Gray would return to the Nationals clubhouse and remain there for 2 1/2 hours before finally emerging again to start the routine all over again. Then he made sure the long wait was worth it, authoring another quality start to complete a most impressive opening month to what could be a breakthrough season.
With six innings of one-run ball against the red-hot Pirates, Gray made another statement in an April filled with them. The 25-year-old right-hander, with some much-appreciated run support from his teammates, led the Nats to a 7-2 victory over Pittsburgh to avoid a sweep at the end of a long weekend that featured as much rain as baseball.
"He's been unbelievable, since spring training," manager Davey Martinez said. "His routine, the way he's going about his business, the way he's mapping out the game plan ... that's just a testament to what he wants to do. And right now, he's doing unbelievable."
Friday’s series opener was a washout, forcing Saturday’s day-night doubleheader. Today’s finale always looked touch-and-go, but they managed to play the game in full following a 2-hour, 26-minute delay, with only a fraction of the 16,898 who paid to attend sticking it out until the end.
Those hearty souls were rewarded with a lopsided win by the home club, which ended the season’s first month at 10-17 but played much better baseball after a dismal 1-6 opening week.
A Nationals lineup that scored a grand total of one run through Gray’s first four starts this season enjoyed a productive afternoon against Pirates starter Johan Oviedo, scoring seven runs by the end of the third inning to provide their starter with more than enough cushion.
Gray took over from there. Though he admittedly didn’t have his best stuff, he avoided any significant damage and then finished strong, churning out 105 pitches to complete six innings on a day his team desperately needed length following Saturday’s doubleheader sweep.
"That was definitely promising, to show myself I can do that," he said. "Adversity is going to hit again this year. If I can keep a mental reminder of these sort of outings, it will help guide me through these outings in the future."
Thus did Gray complete arguably the best month of his young career. After surviving a shaky season debut against the Braves, he proceeded to allow no more than two runs in any of his next five starts, finishing with a 1.57 ERA, 27 strikeouts and only one homer surrendered in 28 2/3 innings.
Through six total starts on the season, Gray now owns a 2.67 ERA and 1.278 WHIP, all while reducing both his walk rate and home run rate, his two biggest problem areas last year.
"In anything, especially pitching, it's about consistency," he said. "I'm showing myself I can be consistent over the course of a month. Now, it's the next month. It's May. It's what can I do for the rest of the five months we have ahead of us? ...
"I'm happy April was a successful month, but I don't want to just call it a season because April was good."
Gray took care of the Pirates lineup today despite some shaky command with his slider, even though he still used that pitch to record his first four strikeouts. He needed 66 pitches to get through the top of the third, then retired nine of the last 10 batters he faced on only 39 pitches to complete the top of the sixth, striking out Jack Suwinski and Connor Joe on four-seam fastballs to finish off another impressive outing.
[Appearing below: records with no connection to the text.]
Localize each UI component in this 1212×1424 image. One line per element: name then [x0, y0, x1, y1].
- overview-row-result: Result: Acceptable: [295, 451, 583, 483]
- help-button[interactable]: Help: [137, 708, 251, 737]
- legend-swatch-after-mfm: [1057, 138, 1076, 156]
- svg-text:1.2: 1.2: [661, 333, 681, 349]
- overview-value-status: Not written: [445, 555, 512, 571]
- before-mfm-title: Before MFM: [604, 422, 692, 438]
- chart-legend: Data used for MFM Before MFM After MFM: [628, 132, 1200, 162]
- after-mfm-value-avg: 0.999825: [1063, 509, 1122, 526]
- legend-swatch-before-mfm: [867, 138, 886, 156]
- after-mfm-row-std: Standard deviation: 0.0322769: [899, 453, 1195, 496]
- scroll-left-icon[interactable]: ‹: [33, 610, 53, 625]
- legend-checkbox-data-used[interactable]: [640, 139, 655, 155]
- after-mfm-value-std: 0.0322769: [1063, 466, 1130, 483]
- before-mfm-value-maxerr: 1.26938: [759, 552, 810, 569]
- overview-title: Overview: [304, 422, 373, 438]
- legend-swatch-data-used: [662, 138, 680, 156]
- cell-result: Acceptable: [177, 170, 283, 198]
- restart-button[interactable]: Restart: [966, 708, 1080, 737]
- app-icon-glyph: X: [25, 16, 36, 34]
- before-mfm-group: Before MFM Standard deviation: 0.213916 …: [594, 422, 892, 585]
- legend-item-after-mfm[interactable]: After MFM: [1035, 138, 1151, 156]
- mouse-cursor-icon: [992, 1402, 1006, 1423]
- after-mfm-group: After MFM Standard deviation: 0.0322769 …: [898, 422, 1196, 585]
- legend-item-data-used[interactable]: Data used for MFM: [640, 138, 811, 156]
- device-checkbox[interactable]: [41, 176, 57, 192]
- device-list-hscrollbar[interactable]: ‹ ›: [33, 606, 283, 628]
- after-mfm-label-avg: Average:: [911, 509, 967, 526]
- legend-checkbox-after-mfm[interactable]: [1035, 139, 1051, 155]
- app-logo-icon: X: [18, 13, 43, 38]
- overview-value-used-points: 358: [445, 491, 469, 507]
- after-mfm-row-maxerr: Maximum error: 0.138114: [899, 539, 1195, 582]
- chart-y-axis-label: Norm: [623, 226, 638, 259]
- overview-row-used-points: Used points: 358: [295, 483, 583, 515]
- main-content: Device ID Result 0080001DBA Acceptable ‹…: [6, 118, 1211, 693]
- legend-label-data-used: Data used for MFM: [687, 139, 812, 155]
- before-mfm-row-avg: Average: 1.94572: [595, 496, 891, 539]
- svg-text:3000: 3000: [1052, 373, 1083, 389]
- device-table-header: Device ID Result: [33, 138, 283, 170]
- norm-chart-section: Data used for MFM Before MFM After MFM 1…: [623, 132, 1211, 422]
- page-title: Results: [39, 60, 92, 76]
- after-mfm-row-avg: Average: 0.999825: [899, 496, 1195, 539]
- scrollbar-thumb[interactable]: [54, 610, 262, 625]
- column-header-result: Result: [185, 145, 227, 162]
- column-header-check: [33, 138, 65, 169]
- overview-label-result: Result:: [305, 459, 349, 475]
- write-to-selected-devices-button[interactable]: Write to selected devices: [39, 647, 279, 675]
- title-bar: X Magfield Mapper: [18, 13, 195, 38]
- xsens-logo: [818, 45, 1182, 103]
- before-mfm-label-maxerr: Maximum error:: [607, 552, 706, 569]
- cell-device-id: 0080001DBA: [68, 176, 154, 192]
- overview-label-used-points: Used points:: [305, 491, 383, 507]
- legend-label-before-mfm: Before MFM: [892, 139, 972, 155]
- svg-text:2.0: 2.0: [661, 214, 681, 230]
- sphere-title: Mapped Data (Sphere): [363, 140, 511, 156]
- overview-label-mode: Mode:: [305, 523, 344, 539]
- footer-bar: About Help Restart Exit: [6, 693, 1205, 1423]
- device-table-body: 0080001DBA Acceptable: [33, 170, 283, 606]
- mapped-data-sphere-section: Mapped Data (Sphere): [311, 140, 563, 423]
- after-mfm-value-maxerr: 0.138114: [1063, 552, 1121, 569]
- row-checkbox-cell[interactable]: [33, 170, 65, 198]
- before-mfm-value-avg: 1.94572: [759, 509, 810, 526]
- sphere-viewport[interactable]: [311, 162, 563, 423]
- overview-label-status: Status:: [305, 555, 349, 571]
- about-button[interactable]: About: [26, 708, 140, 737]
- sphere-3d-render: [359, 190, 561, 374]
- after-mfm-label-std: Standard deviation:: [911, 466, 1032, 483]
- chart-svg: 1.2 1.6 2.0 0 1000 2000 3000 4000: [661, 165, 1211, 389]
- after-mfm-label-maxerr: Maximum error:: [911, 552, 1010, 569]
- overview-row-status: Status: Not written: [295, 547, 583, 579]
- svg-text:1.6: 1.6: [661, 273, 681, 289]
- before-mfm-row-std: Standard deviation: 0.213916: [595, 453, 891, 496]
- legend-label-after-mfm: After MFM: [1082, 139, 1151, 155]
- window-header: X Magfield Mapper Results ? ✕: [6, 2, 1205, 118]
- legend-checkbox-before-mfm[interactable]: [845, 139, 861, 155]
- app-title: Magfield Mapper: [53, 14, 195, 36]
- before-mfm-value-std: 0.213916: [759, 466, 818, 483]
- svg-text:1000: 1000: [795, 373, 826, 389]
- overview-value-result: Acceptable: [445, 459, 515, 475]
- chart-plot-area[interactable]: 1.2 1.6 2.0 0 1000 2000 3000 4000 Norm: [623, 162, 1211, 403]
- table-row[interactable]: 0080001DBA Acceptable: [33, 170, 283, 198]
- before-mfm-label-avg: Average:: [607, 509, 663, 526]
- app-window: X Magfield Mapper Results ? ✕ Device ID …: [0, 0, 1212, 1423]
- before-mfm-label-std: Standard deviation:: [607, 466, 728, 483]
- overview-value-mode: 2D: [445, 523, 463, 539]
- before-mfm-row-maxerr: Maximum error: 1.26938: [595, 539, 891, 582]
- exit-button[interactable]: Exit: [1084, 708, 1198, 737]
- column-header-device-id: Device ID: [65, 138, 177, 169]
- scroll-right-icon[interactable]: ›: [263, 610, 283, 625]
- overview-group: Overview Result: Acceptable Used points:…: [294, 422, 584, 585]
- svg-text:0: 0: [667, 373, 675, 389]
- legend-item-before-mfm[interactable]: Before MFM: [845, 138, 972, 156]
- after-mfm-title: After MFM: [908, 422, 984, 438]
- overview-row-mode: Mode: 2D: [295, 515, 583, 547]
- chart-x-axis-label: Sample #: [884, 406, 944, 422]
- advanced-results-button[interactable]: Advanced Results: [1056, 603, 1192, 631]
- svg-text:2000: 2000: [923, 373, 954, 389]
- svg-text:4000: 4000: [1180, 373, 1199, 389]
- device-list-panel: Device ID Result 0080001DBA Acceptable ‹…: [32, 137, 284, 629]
"He started off throwing a lot of breaking balls," Martinez said. "He kind of regrouped after that third inning and attacked with his fastball. That's what I love."
Held to four total runs in 18 innings of baseball Saturday, the Nationals came alive at the plate today against Oviedo. They go a two-out, two-run double from Jeimer Candelario in the bottom of the first. They got a two-out, two-run single from Luis García and a subsequent RBI single from Joey Meneses in the bottom of the second. And then got a two-run double from Victor Robles in the bottom of the third, knocking Oviedo from the game and opening up a comfortable lead to make life easy on Gray.
"Yesterday, we swung the bat really well; we didn't get some luck," Candelario said. "Today, the ball fell. We keep swinging the bat well, and good things are going to happen."